Image utilisée à titre d’illustration

Chaque année, les Togolais rendent hommage à leurs martyrs le 21 juin. Cette commémoration instaurée sous le régime du général Gnassingbé Eyadema a perdu de son éclat au fil des années. Ils sont d’ailleurs nombreux, les Togolais qui ignorent tout sur cette date. Pourquoi la date du 21 juin a-t-elle été choisie pour célébrer les martyrs togolais qui ont sacrifié leur vie pour l’indépendance du pays ? Que s’est-il réellement passé ce jour ?

Le 21 juin 1957 fut une date sombre dans l’histoire du Togo. Une partie de la population de Pya Hodo (préfecture de la Kozah), a profité de la visite d’une mission des Nations Unies conduite par le Libérien King pour exprimer son ras-le-bol. En effet l’administration coloniale de l’époque avait émis un mandat d’arrêt contre un villageois dénommé Bouyo Moukpé. La population a donc décidé d’organiser une manifestation pour exprimer son mécontentement devant les illustres invités. Ce projet n’a pas été du gout de l’administration coloniale française. Les soldats de l’armée coloniale tirent sur la foule et tuent une vingtaine de personnes faisant au passage plusieurs blessés. Ce fut un massacre.

« La troupe coloniale (gendarmes et gardes-cercle), sur ordre de l’adjoint au commandant de cercle, tira sur la foule réunie au marché! On déplora une vingtaine de morts et plusieurs blessés (Gayibor 1997 : 215) », renseigne l’appel à communication du colloque «  Le massacre de Pya-Hodo en pays kabiyè (Nord-Togo), 60 ans après. Les leçons d’un passé qui ne passe pas ! ».

Les indépendantistes du nord

Parmi les victimes, du massacre du 21 juin 1957, figurent plusieurs indépendantistes.  Ces derniers, en plus de la revendication préalable susmentionnée, s’opposaient à l’application de la loi du 23 juin 1956 encore appelée “loi-cadre” ou encore “loi Deferre”. En effet alors que les indépendantistes réclamaient l’indépendance immédiate, la loi-cadre proposait une autonomie interne des colonies tout en restant sous l’administration de la France. Contrairement aux idées reçues tout le Nord du Togo n’était acquis à l’administration coloniale française. Les indépendantistes ne se retrouvaient pas uniquement qu’ au sud du Togo.

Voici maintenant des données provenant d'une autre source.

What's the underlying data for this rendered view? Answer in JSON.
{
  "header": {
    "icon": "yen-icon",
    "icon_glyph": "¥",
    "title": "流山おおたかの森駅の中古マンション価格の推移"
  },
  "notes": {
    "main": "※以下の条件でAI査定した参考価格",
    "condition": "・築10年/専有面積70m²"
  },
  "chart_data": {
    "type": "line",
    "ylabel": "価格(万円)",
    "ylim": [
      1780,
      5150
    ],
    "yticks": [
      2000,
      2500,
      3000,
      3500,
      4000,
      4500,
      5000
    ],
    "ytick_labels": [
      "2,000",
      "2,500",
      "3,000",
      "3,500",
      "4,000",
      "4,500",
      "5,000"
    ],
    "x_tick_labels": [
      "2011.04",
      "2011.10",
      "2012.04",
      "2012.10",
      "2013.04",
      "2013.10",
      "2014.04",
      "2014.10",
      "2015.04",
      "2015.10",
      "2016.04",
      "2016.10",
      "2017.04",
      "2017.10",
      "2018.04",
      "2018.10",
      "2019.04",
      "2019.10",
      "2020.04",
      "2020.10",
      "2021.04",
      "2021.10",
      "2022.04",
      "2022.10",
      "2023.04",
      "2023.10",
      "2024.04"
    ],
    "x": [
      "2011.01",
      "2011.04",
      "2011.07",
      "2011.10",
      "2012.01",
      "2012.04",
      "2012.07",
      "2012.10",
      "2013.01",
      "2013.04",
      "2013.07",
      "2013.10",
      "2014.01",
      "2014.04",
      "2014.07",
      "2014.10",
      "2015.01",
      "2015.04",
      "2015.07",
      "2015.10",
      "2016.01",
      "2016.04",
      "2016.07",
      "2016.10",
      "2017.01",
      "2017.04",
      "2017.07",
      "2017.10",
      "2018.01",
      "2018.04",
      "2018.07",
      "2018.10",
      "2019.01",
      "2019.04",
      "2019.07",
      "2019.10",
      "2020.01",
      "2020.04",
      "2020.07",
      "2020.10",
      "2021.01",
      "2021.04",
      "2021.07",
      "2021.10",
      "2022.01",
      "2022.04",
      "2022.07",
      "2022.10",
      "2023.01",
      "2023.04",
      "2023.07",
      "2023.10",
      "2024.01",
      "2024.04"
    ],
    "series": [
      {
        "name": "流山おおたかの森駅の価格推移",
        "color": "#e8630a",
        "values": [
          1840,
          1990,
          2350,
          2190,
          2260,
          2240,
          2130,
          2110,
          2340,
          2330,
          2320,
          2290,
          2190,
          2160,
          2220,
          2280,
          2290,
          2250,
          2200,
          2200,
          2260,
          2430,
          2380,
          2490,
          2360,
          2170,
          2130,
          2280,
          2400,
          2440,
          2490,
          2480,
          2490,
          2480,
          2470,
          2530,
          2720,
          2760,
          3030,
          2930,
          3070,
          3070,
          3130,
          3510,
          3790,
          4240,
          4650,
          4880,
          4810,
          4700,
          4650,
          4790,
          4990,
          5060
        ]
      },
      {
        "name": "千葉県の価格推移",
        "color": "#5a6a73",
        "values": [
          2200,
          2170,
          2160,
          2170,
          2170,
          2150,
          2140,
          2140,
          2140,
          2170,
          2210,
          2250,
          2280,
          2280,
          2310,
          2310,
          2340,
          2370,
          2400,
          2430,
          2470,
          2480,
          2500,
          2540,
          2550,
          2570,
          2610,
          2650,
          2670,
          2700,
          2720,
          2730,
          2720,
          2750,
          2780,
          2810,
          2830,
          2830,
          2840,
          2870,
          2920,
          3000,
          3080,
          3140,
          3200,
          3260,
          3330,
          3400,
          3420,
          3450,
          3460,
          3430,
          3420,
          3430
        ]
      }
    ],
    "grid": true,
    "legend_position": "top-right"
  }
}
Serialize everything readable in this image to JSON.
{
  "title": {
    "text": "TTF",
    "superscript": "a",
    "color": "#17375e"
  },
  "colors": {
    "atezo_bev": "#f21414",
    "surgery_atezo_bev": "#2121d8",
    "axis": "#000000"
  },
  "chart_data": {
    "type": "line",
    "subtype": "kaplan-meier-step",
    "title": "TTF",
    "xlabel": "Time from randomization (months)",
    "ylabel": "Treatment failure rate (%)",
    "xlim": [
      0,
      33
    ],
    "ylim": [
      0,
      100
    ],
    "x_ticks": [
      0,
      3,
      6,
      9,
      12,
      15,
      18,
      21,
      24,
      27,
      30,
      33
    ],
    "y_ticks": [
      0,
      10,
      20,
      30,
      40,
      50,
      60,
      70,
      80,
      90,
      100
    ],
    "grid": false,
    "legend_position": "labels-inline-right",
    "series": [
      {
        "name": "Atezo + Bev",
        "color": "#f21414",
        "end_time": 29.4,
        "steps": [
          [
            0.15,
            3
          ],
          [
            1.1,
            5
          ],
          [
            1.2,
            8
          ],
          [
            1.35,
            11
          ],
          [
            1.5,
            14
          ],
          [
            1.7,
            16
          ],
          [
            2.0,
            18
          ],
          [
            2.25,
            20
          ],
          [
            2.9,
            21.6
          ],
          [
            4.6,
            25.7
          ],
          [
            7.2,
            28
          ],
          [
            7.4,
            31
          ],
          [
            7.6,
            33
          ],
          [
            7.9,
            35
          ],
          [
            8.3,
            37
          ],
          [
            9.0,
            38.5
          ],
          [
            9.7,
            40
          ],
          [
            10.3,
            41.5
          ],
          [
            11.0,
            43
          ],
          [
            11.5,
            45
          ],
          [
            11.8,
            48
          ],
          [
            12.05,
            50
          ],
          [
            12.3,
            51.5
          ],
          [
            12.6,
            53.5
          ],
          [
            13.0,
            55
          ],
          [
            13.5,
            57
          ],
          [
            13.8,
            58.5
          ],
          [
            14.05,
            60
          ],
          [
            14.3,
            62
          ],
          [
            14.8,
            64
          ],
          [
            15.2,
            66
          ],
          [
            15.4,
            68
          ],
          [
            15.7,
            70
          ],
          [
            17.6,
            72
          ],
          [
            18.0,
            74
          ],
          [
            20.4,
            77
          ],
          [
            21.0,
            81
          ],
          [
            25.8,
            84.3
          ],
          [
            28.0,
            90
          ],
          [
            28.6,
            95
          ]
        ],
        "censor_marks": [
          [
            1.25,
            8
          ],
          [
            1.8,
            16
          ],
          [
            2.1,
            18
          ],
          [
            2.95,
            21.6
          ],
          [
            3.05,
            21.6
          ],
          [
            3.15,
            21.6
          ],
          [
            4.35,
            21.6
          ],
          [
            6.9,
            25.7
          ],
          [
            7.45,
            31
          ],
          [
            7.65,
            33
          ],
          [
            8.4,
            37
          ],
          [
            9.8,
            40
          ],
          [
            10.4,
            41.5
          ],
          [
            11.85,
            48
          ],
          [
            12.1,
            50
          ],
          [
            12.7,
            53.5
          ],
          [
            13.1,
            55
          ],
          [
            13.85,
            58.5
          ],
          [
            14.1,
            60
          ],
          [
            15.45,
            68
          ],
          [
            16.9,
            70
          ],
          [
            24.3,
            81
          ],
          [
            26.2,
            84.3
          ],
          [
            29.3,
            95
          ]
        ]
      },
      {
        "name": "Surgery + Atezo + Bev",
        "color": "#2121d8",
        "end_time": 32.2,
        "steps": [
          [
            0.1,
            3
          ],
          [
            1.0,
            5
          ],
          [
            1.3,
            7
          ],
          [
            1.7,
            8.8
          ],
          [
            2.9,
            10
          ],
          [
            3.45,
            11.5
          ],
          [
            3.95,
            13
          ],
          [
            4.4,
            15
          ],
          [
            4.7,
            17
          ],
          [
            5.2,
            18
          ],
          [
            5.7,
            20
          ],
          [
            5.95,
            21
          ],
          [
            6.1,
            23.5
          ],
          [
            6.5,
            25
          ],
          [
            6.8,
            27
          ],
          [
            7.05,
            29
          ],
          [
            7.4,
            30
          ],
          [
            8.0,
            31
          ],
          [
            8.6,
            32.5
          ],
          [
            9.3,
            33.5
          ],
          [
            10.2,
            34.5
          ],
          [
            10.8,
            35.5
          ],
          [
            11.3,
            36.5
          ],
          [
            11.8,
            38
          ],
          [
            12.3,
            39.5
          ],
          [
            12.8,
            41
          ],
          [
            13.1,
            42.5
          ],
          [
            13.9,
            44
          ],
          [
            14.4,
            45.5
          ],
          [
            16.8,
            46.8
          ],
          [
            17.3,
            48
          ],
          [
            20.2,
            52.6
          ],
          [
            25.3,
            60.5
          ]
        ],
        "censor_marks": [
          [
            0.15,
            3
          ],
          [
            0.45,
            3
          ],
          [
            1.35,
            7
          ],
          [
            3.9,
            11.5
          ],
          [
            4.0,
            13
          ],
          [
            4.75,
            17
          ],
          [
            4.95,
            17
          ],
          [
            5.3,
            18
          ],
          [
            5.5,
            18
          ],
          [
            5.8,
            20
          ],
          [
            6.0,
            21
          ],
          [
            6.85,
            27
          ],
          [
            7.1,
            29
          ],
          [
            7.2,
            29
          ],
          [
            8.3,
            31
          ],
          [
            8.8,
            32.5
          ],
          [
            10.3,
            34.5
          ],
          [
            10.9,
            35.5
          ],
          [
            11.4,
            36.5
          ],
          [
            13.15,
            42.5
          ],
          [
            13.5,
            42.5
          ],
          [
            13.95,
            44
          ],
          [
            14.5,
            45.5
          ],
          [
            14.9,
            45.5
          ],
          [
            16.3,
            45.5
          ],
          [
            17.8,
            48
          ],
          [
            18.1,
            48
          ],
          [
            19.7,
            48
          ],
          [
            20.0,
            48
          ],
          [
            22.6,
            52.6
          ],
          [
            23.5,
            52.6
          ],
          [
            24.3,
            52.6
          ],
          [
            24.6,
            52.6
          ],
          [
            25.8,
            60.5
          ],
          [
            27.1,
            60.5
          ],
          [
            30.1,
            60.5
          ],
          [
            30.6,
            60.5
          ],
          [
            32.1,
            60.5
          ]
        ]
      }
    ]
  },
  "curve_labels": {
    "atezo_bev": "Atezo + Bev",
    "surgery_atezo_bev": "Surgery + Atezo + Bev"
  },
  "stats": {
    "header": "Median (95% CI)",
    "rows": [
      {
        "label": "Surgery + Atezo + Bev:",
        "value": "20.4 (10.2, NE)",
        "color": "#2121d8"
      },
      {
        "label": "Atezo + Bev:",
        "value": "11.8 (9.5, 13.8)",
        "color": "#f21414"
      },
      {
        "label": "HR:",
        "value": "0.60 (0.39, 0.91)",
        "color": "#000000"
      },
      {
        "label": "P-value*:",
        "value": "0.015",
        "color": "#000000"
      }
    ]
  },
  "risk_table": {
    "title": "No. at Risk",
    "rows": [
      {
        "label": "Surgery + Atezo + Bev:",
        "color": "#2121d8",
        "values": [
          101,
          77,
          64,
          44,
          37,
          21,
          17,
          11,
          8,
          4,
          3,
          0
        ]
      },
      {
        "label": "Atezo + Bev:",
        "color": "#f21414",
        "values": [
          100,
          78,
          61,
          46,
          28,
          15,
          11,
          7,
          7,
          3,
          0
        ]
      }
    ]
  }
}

«  Alors qu’on croyait la région acquise à l’administration française, on découvrit que les victimes étaient des manifestants favorables à l’indépendance immédiate du Togo, une position défendue par le parti du Comité de l’Unité Togolais (CUT) et la Juvento (Tcham 1994 : 203). Presque un an après cette répression, plus précisément le 27 avril 1958, à l’instar de la majorité des Togolais, les habitants de cette région ont préféré l’indépendance à l’autonomie interne », rapporte les universitaires africains  dans l’appel à communication du colloque précité.

A son accession au pouvoir, le général Eyadema originaire de Pya a fait ériger une stèle de marbre blanc avec l’inscription : “Ils sont morts pour que vive le Togo”. Des espaces de ce genre communément appelés « Place des martyrs » furent aménagés dans la quasi-totalité des grandes villes du Togo.  Le 21 juin a ainsi été choisi pour rendre hommage à tous les martyrs togolais.